We often use our mothers as a metric. We measure our futures against their pasts, we line up our achievements with their expectations, we study their health for indications of our weakness and we plan to never be like them (at least that is what we say when we are 16). I used to watch my mom, the way she would do her makeup, the way she poured over scripture—waiting for the Lord to reveal Himself—the way she and my dad interacted-the love, the fun, and the joy. My mom was the first heroine I knew.
I want to love like her, eloping on her senior skip day with my dad. That crazy day has defined much of her life, she married, she had two girls, and she is still madly, deeply in love with that man she ran away with. I want to live a life that takes risks, I want to be a woman who goes after what I love.
I want to be passionate like her. She seeks the Lord with a passion that can be intimidating. Her thoughts and ideas on women’s roles in the church have grown, along with mine. It was amazing to watch her ask the questions I had been seeking the answers to. It was a privilege to have her push me to conclusions and for her to allow me to push her and hand over resources. I want to be a woman who passionately pursues God’s truth, even when it means changing.

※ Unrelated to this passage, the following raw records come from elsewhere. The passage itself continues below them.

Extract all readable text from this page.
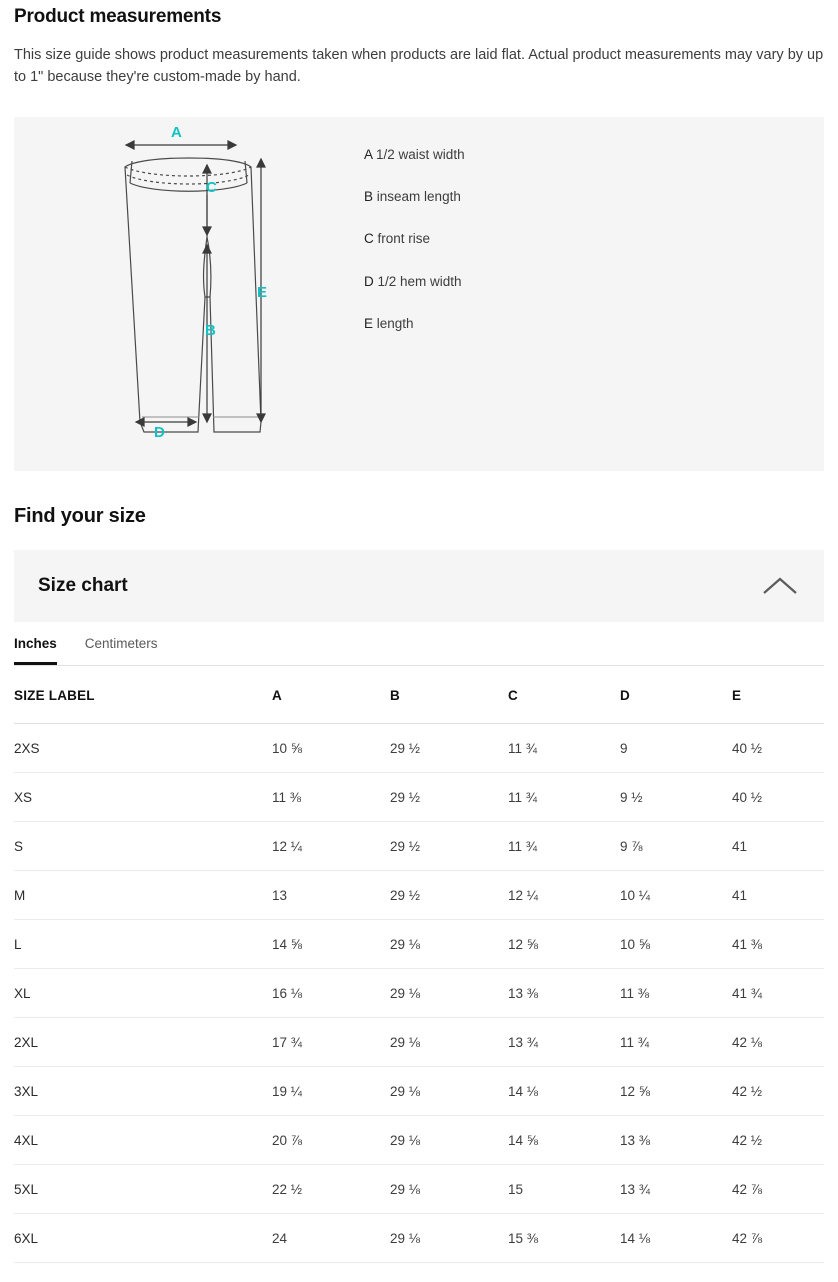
Product measurements

This size guide shows product measurements taken when products are laid flat. Actual product measurements may vary by up to 1" because they're custom-made by hand.

A
C
B
D
E
A 1/2 waist width
B inseam length
C front rise
D 1/2 hem width
E length
Find your size
Size chart
Inches Centimeters
SIZE LABEL	A	B	C	D	E
2XS	10 ⅝	29 ½	11 ¾	9	40 ½
XS	11 ⅜	29 ½	11 ¾	9 ½	40 ½
S	12 ¼	29 ½	11 ¾	9 ⅞	41
M	13	29 ½	12 ¼	10 ¼	41
L	14 ⅝	29 ⅛	12 ⅝	10 ⅝	41 ⅜
XL	16 ⅛	29 ⅛	13 ⅜	11 ⅜	41 ¾
2XL	17 ¾	29 ⅛	13 ¾	11 ¾	42 ⅛
3XL	19 ¼	29 ⅛	14 ⅛	12 ⅝	42 ½
4XL	20 ⅞	29 ⅛	14 ⅝	13 ⅜	42 ½
5XL	22 ½	29 ⅛	15	13 ¾	42 ⅞
6XL	24	29 ⅛	15 ⅜	14 ⅛	42 ⅞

I want to have courage like her; she tries new things and gets good at them. Although there may be some trepidation, she is often open to the process. She will take on a challenge, become an expert and lead others while allowing them to learn and lead in their own way. I want to be a woman who has the courage to try and fail, yet also know that obedience to the Lord is the true measure of success
This is not a eulogy, this is not me saying goodbye to my mom. Rather, this is me, turning 34 and measuring my life next to my mother’s. Next to the woman who helped mold me, the woman who introduced me to Fanny J. Crosby, the woman who bought me A Heart for the City on Valentine’s Day my senior year, the woman who let me be the woman God wanted me to be. I want to be like her when I grow up, and I think I might be more like her than I give myself credit for.